Getting DNA into cells and DNA analysis

Why do we deliver DNA into cells?

• Study gene function and regulation

• Produce proteins

• Generate GM organisms

• Develop gene therapies

What is the main problem when getting DNA into cells?

DNA must cross the cell membrane and nuclear envelope

What are the two main method of getting DNA into bacteria?

• Cosmids

• Physical methods

What are the physical methods of getting DNA into bacteria?

Chemical transformation and electroporation

What is a cosmid?

Phage mediated shells can be generated by in vitro packaging

How do we know bacteria can take up DNA without any intervention?

Fred griffins experiment

• Heat kill smooth strain and inject into mice - lives

• Rough strain in (live) and inject - lives

• If do both, mice dies - smooth strains DNA was transferred into the rough strains

Describe the process of chemical transformation

• Have natural competence - they have adhesion zones on their cell membrane that can take up DNA

• Lipid bilayer has a negative charge, and so does DNA - there are electrostatic repulsions so not easy to get DNA in

• Calcium chloride is added to neutralise the DNA and membrsned negative charge - reduce the electrostatic repulsions

• Cooling down the cells reduce the movement of membrane components, allowing DNA to get in (membrane is more static)

• Cells are heted at 42 - this sets up a temperature gradient that works to ‘suck’ the DNA in, temperature gradient derived current drives the DNA in

Describe the recovery after chemical transformation

• Added LB and growth without antibiotics

• Selection markers in the bacteria (antibiotic resistance gene) has time to be expressed

• Let them grow without any selection markers

Describe the plating after chemical transformation

• Plate in the selective conditions

• Only those that have taken up the plasmid can grow on the selective plate

Describe the process of electroporation

• Need a specialised kit - electroporator - and specialised cuvettes with metal electrodes

• Do at 0C - minimize hear damage

• Can make elctrocompetent by washing to remove salts

• Bacteria resuspended in water and DNA in water is put into cells

• High localised electric current makes the transient pores in the membrane

• -vely charged DNA passes through in an electrophoresis type effect

Describe the use of bacteriophage infection for transfection

• Bacteriophages can be modified to allow delivery

• Typically use lambda phage

• Cosmid vectors - modified bacteriophage like genome, clone GOI in. In vitro assemble into empty shells of viral capsule. Mix with bacteria and DNA is put in

• Not used routinely - only used when you have very difficult to transform cells → some bacteria are transform resistant

Describe the types of selection that can be used to identify transformed cells

Antibiotic resistance markers

• Only cells with the plasmid can survive and propagate on selective medium

Blue white screening

• Uses the disruption of the LacZ gene

• Different colours allow identification of those that have taken up the plasmid

Why can’t even selection markers be 100% certain those cells have been transformed?
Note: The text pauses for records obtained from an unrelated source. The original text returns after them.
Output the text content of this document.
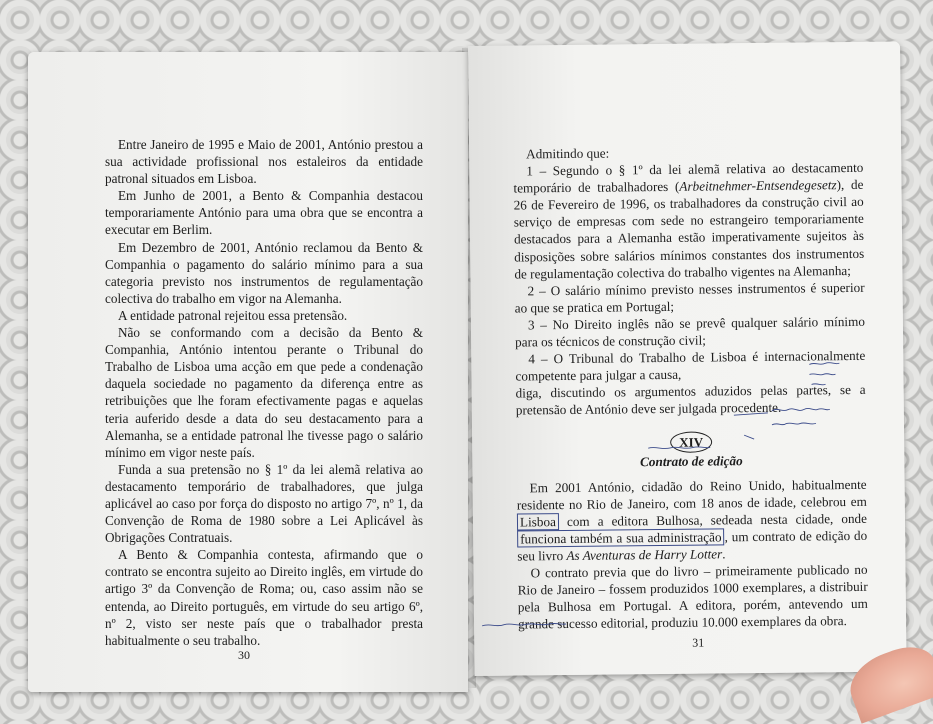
Entre Janeiro de 1995 e Maio de 2001, António prestou a sua actividade profissional nos estaleiros da entidade patronal situados em Lisboa.

Em Junho de 2001, a Bento & Companhia destacou temporariamente António para uma obra que se encontra a executar em Berlim.

Em Dezembro de 2001, António reclamou da Bento & Companhia o pagamento do salário mínimo para a sua categoria previsto nos instrumentos de regulamentação colectiva do trabalho em vigor na Alemanha.

A entidade patronal rejeitou essa pretensão.

Não se conformando com a decisão da Bento & Companhia, António intentou perante o Tribunal do Trabalho de Lisboa uma acção em que pede a condenação daquela sociedade no pagamento da diferença entre as retribuições que lhe foram efectivamente pagas e aquelas teria auferido desde a data do seu destacamento para a Alemanha, se a entidade patronal lhe tivesse pago o salário mínimo em vigor neste país.

Funda a sua pretensão no § 1º da lei alemã relativa ao destacamento temporário de trabalhadores, que julga aplicável ao caso por força do disposto no artigo 7º, nº 1, da Convenção de Roma de 1980 sobre a Lei Aplicável às Obrigações Contratuais.

A Bento & Companhia contesta, afirmando que o contrato se encontra sujeito ao Direito inglês, em virtude do artigo 3º da Convenção de Roma; ou, caso assim não se entenda, ao Direito português, em virtude do seu artigo 6º, nº 2, visto ser neste país que o trabalhador presta habitualmente o seu trabalho.

30

Admitindo que:

1 – Segundo o § 1º da lei alemã relativa ao destacamento temporário de trabalhadores (Arbeitnehmer-Entsendegesetz), de 26 de Fevereiro de 1996, os trabalhadores da construção civil ao serviço de empresas com sede no estrangeiro temporariamente destacados para a Alemanha estão imperativamente sujeitos às disposições sobre salários mínimos constantes dos instrumentos de regulamentação colectiva do trabalho vigentes na Alemanha;

2 – O salário mínimo previsto nesses instrumentos é superior ao que se pratica em Portugal;

3 – No Direito inglês não se prevê qualquer salário mínimo para os técnicos de construção civil;

4 – O Tribunal do Trabalho de Lisboa é internacionalmente competente para julgar a causa,

diga, discutindo os argumentos aduzidos pelas partes, se a pretensão de António deve ser julgada procedente.

XIV
Contrato de edição

Em 2001 António, cidadão do Reino Unido, habitualmente residente no Rio de Janeiro, com 18 anos de idade, celebrou em Lisboa com a editora Bulhosa, sedeada nesta cidade, onde funciona também a sua administração , um contrato de edição do seu livro As Aventuras de Harry Lotter.

O contrato previa que do livro – primeiramente publicado no Rio de Janeiro – fossem produzidos 1000 exemplares, a distribuir pela Bulhosa em Portugal. A editora, porém, antevendo um grande sucesso editorial, produziu 10.000 exemplares da obra.

31
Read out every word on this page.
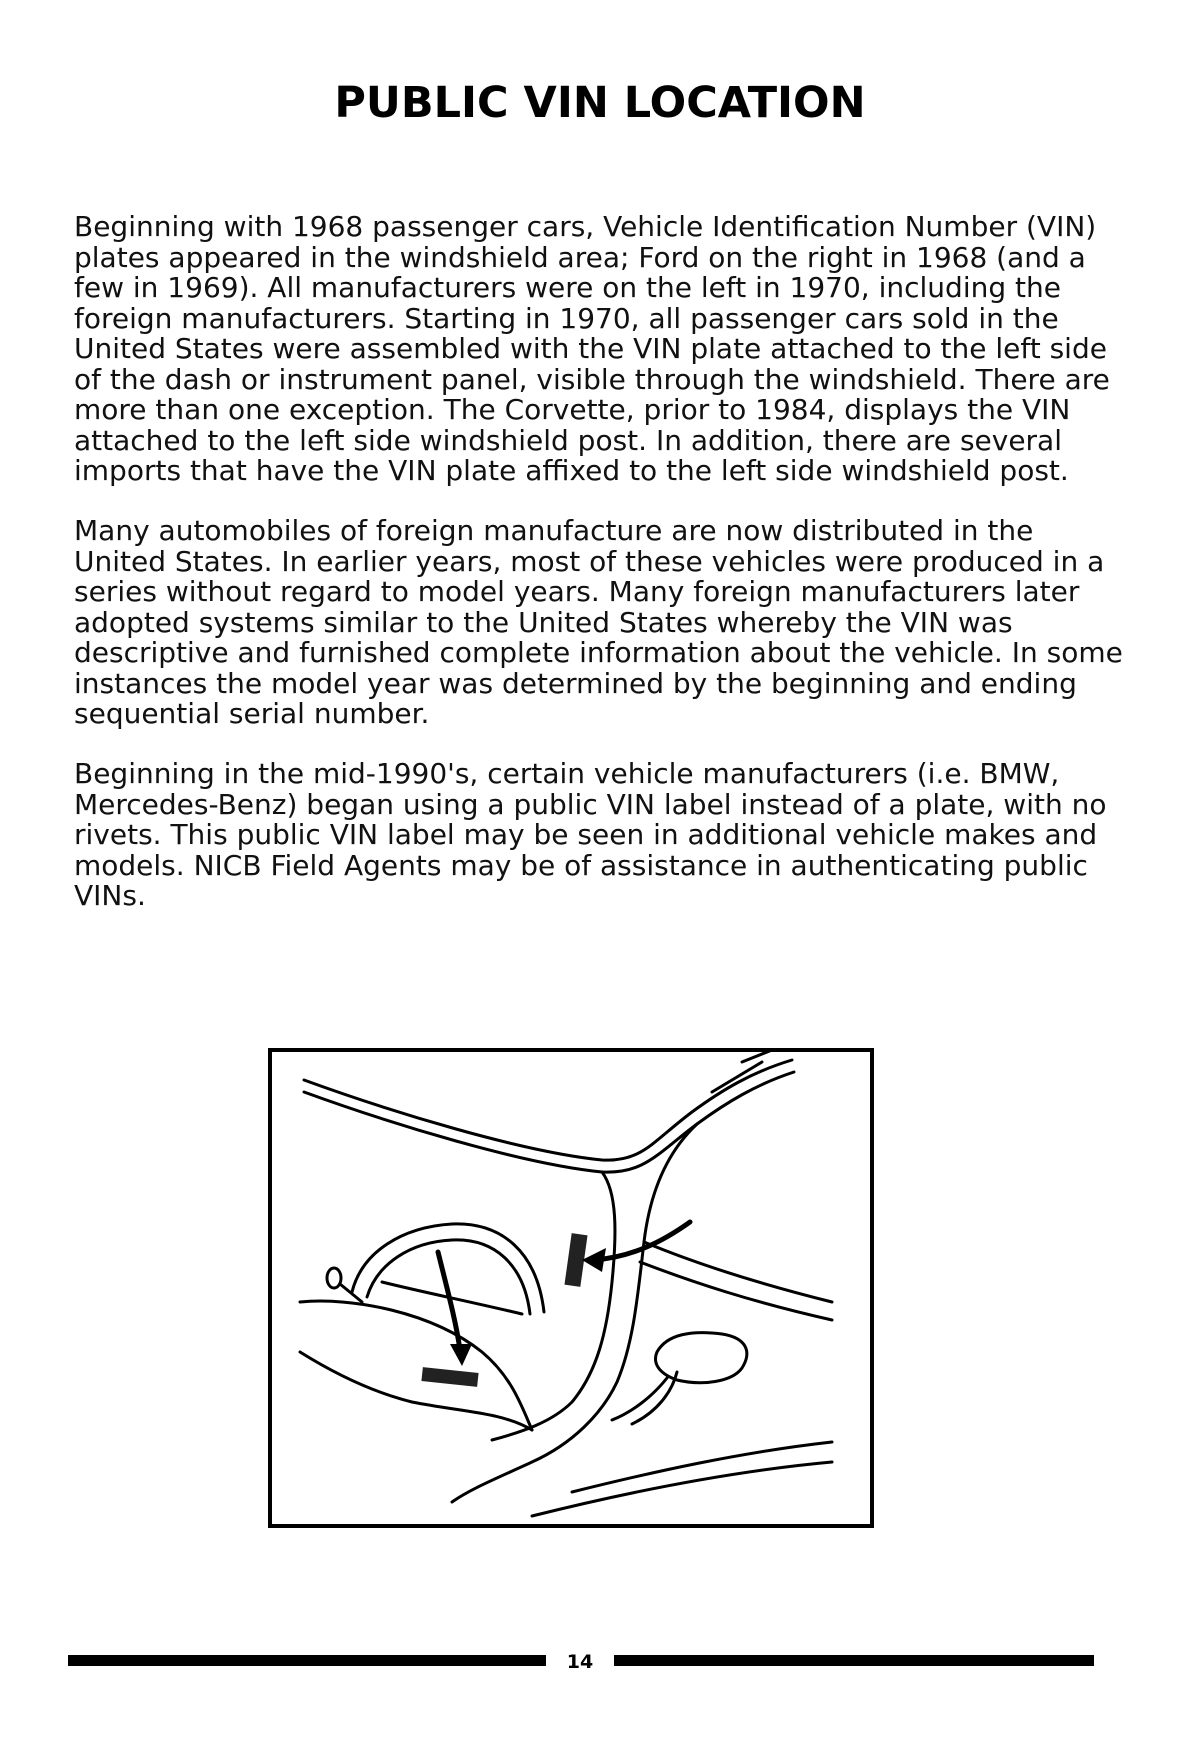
PUBLIC VIN LOCATION

Beginning with 1968 passenger cars, Vehicle Identification Number (VIN) plates appeared in the windshield area; Ford on the right in 1968 (and a few in 1969). All manufacturers were on the left in 1970, including the foreign manufacturers. Starting in 1970, all passenger cars sold in the United States were assembled with the VIN plate attached to the left side of the dash or instrument panel, visible through the windshield. There are more than one exception. The Corvette, prior to 1984, displays the VIN attached to the left side windshield post. In addition, there are several imports that have the VIN plate affixed to the left side windshield post.

Many automobiles of foreign manufacture are now distributed in the United States. In earlier years, most of these vehicles were produced in a series without regard to model years. Many foreign manufacturers later adopted systems similar to the United States whereby the VIN was descriptive and furnished complete information about the vehicle. In some instances the model year was determined by the beginning and ending sequential serial number.

Beginning in the mid-1990's, certain vehicle manufacturers (i.e. BMW, Mercedes-Benz) began using a public VIN label instead of a plate, with no rivets. This public VIN label may be seen in additional vehicle makes and models. NICB Field Agents may be of assistance in authenticating public VINs.

14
not all growing on the plate might be the correct clone - even if they have passes the selection processes → they may have random mutations

What are the methods to verify cloning?

• Colony PCR

• Restriction digest analysis

• DNA sequencing

Describe the use of colony PCR to verify cloning

• Select colonies, make a suspension in water and use as a template for a PCR reaction

• Have specific primer pairs - use primers that match the gene of interest - if the primers have that piece of DNA you can see

• Screen for presence of the gene of interest

• Can make sure you position the primers just outside of regions flanking the GOI - make sure its the right size

• Can also check the orientation using specific primers that give you a readout of the orientation

Describe the use of restriction digest analysis to verify cloning

• Once you have the colonies, grow them up and do a miniprep

• Test the plasmid by restriction digestion

• Can choose restriction enzymes that release the gene of interest → have RE sites at either end of the GOI → Can then do an electrophoresis to check for the correct banding

• Cut with the same RE at multiple sites, check banding is right to see if in the right plasmid

• Can chose enzyme that cuts outside and inside - select for the orientation as different orientations will give different sized bands

Describe the use of DNA sequencing to confirm cloning

Can use to confirm the exact sqeueqnce and reading frame

Why may mammalian cells be transformed?

• Understand cell biology

• Manufacture proteins

• Test drugs and therapies

• Regernative medicine

What are primary cells?

• Not immortal - only grow and divide about 50 times and then they die out (Hayflick limit) → finite growth

• Can express telomerase in the cells and they become immortal

What are immortalised/transformed cells?

• Primary cells with telomerase being expressed - do not have the hayflick limit

• Could also use cancer cells - as they are also immortal → but these have no contact inhibition like those derived form primary cells

What is the difference between primary and tumour cells?

Primary cells adhere to the surface, touch other cells and stop growing, cancer cells do not do this, they start growing on top of eachother

Why are different conditions required for mammalian transfections?

• Different conditions required as to the type of cell you use

What is the mammalian version of transformation?

Transfection

What is transient transfection and why is it like this?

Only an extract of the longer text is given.